Back to the Drawing Board

When we smashed a dixie cup of bubbly against the bow of our little canoe in late January, 2010 (okay, okay–back then it was WAY bigger than a dixie cup), I was more than happy to consider this writing career in the longest of terms. I had a fairly solid grip on the odds I’d be up against. I knew writers are a dime a dozen, and marketing potential is more important to publishers than talent or the power of a sentence to move a reader. I  knew fairy tales were stuff of Rodgers & Hammerstein and Disney legend. I knew I’d have to be patient and just keep writing, regardless the rejection I’d surely receive.

I didn’t even anticipate completing The Farmer’s Story until late last year, if not early 2011. I’d been noodling around with it for such a long time (since 2001, actually) while I worked “real jobs” that I couldn’t conceive, once unchained for my desk job, the Johnson family’s story would come out so quickly. But, a few short months later it was pretty much written. Husband and I agreed to take fate into our own hands and self-publish. The Farmer’s Story was released for sale (in three exciting formats!) on September 7, 2010. I was so happy…so thrilled…so humbled and secretly deeply proud of myself for the creation…. I’m quite certain I was levitating. Autumn of 2010 was a really good time for me. But, still, I kept my eye on the horizon. I knew promoting would be a whole new challenge and I had to get busting on the second novel. I daydreamed that maybe just maybe…one day…eventually…we’d earn back the investment of the first book. I was still mostly realistic.
Winter has left me with a bad taste in my mouth, however. It’s like the taste you get when you put the posts of a 9V battery on your tongue. Metallic and urgent and not entirely gross, but still uncomfortable. I’ve let myself be disappointed by some media contacts that didn’t follow through (naive of me, I know), and some retail contacts that have led to more loss than gain (again…naive). I’ve been distracted by my own righteous indignation at the popular and financial successes of projects I’ve judged to be contrived or ham-handed. I have not begrudged those people their successes. I say good for them!* Hurray! But I have pouted and wished I had a pinch of the fairy dust, too.
In short, I’ve become an asshole.
I will not make excuses. There aren’t any. I believe there’s a difference between being an ass and being a whiner. Luckily the two conditions are not mutually exclusive. Good thing, or when would I have time to go to work?

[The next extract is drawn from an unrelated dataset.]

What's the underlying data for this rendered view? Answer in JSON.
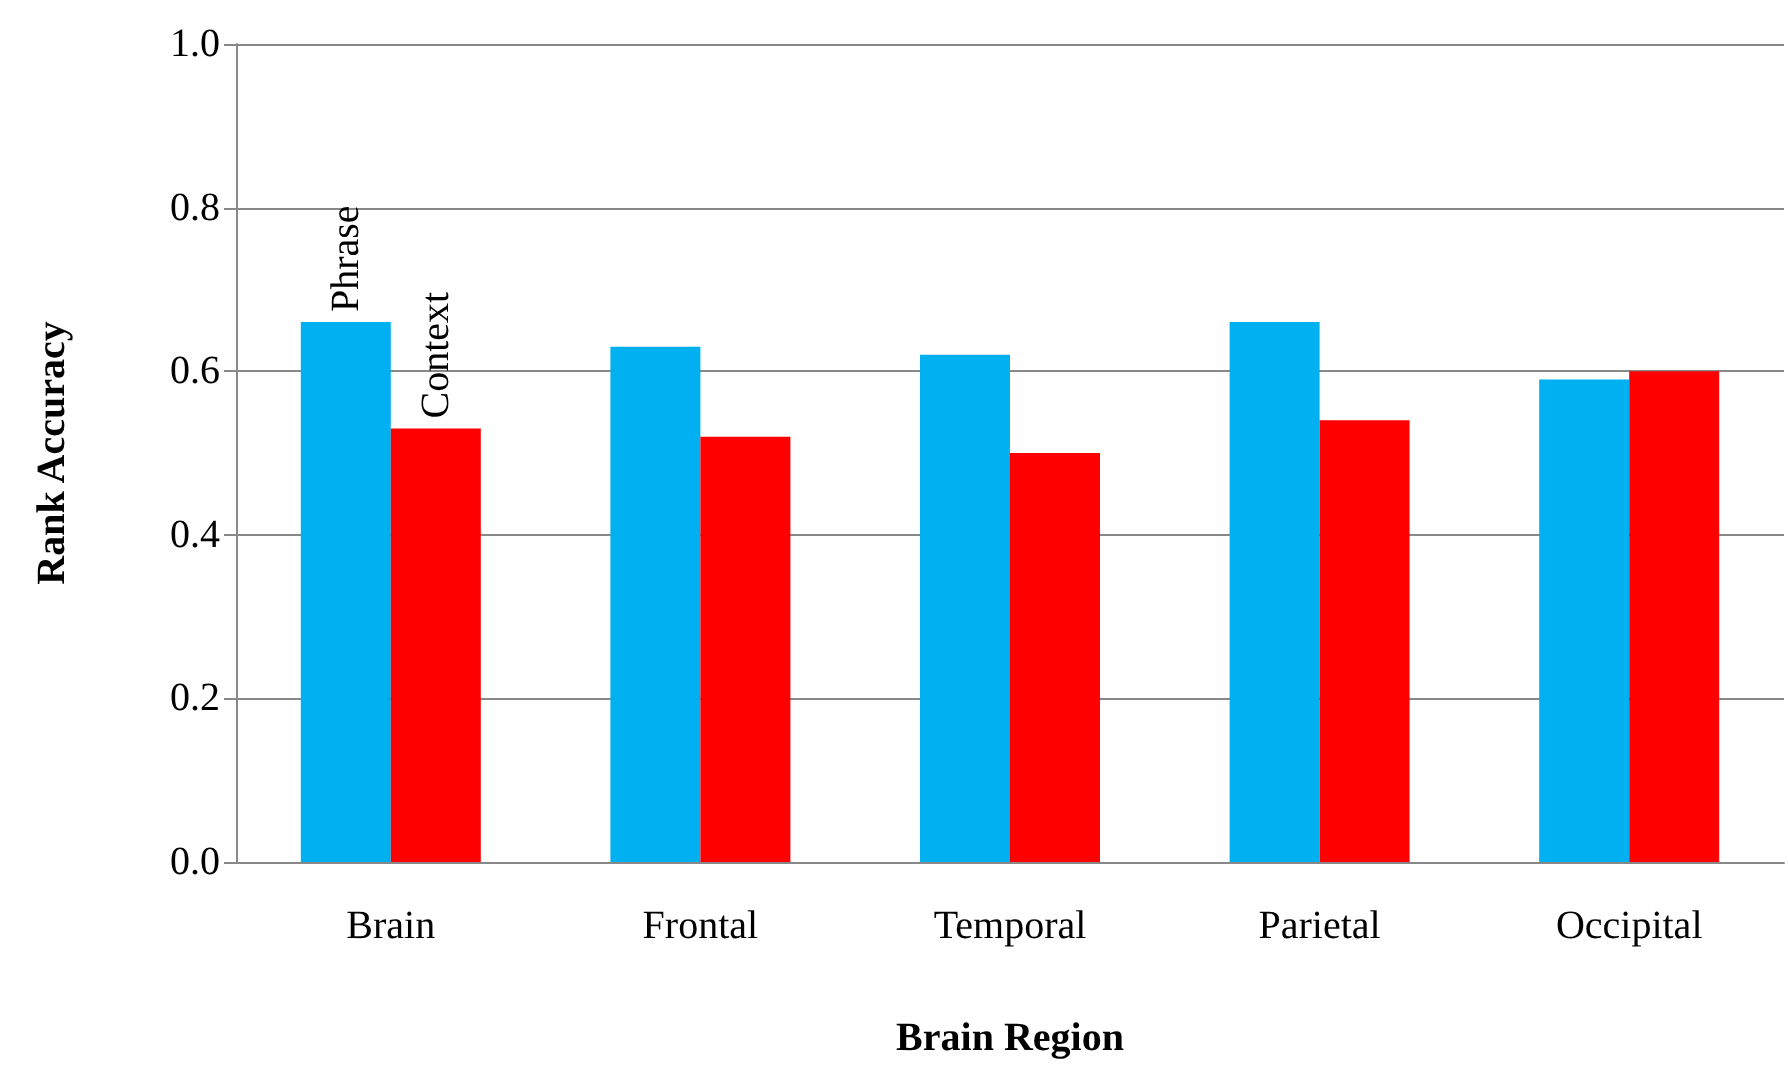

Husband urges me to go back to being patient. To think of this all as a new business. “New businesses always lose money in their first year or two or three,” he says. “Yes, I know,” I reply, and then I grit my teeth a bit  more. I consider how profoundly fortunate I am and how already this has exceeded my wildest dreams from even a year ago. I take deep breaths. I try not to have panic attacks.
He tells me to be patient. And I do try. But it is so so hard  now. My new neurological Life Companion has put the pedal to the metal on my To-Do List. A year ago…even six months ago…I could afford patience. I thought I had all the time in the world. I’d quit drinking. I’d quit smoking. I was getting generous, positive feedback on the book. I could just keep my nose to the grindstone and focus on the next novel and on being healthy and sober and a good wife and a good friend and daughter/sister. But, you know, the thing happened with The Diagnosis (I think of it like that–with capital letters) and I started researching. And that stuff just doesn’t make a good read. That’s why I’m so impatient. That’s why the figurative pedal is to the metal. I can no longer rely on having “all the time in the world” to write the next novel and the next and then do the marketing and so on and so forth and such like. It’s the cognition factor that has me absolutely freaking out. It’s the idea that I could lose  my words. I already do, a little, when I’m tired. What do I do when a catnap isn’t enough to fix it?
(There are other sources on this, of course, but I get a kick out of sourcing
I don’t want to get out of the canoe yet, if that makes any sense. Not now and not any time in the next 50 years or so. I don’t need to buy houses off these stories, but I still want to keep publishing them. And it seems like now there’s a clock somewhere ticking.
Husband is right. I have to go back to the drawing board, take the pressure off and JUST WRITE. But as little symptoms toss out reminders of potential future challenges…that clock ticks louder and I can hardly hear anything but. I may be an ass, but it’s not an excuse. It just is.
*An example of someone who caught some fairy dust. Yay, Amanda Hocking!